TierschutzvereinBad Wurzach - laute Knallerei zum Jahreswechsel, für viele Menschen ein tierisch-schönes Vergnügen. Haus- und Wildtiere leiden an Silvester unter der extremen Geräuschbelästigung und Angst, hervorgerufen durch Böller, Raketen und Co.



 

Tiere reagieren besonders sensibel auf laute Geräusche. Der plötzlich auftretende, ungewohnte Lärm, auch schon in den Tagen und Stunden zuvor, versetzt sie in Angst und Schrecken, es kann zu Gehörschäden und Traumata kommen.

Tierhalter müssen ihren tierischen Lieblingen deshalb in der Silvesternacht besondere Aufmerksamkeit schenken und geeignete Rückzugsmöglichkeiten schaffen. Katzen sollten Sie schon morgens nicht mehr aus dem Haus lassen, denn viele Silvester-Begeisterte (vor allem Kinder) können es kaum bis zum Abend abwarten und beginnen schon am Vormittag mit der Knallerei. Durch die Böller und Raketen können Tiere verschreckt oder verletzt werden und finden dann möglicherweise nicht mehr nach Hause. Am Silvesterabend sollten Türen und Fenster geschlossen sein, auch die Rollos sollten heruntergelassen werden, um den Lärm ein wenig zu dämpfen.

Idealerweise muss für Hunde, Katzen, Vögel, Meerschweinchen, Hamster und alle anderen Kleintiere ein ruhiger Platz in einem Raum geschaffen werden, der nicht direkt zur Straßenseite liegt.

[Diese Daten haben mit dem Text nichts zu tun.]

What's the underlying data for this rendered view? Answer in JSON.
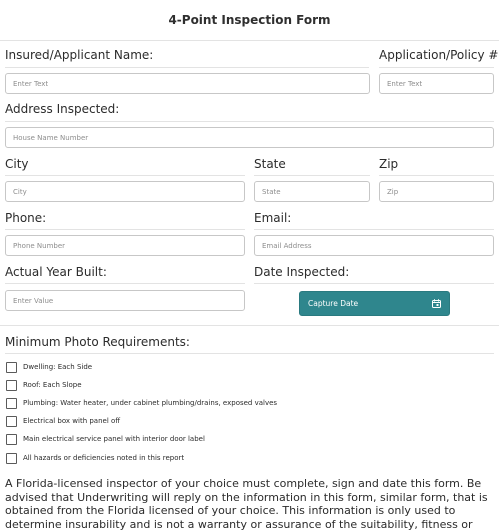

Lassen sie keine Tiere in ihren Käfigen im Garten, Balkon oder Terrasse stehen. Vogel- und Kleintierkäfige sollten weit vom Fenster entfernt stehen und zusätzlich durch ein großes Tuch abgedeckt werden. Am besten ist es, wenn eine vertraute Bezugsperson an einem solchen Abend bei den Tieren bleibt und ihnen durch einen bewusst ruhigen und entspannten Umgang Sicherheit vermittelt.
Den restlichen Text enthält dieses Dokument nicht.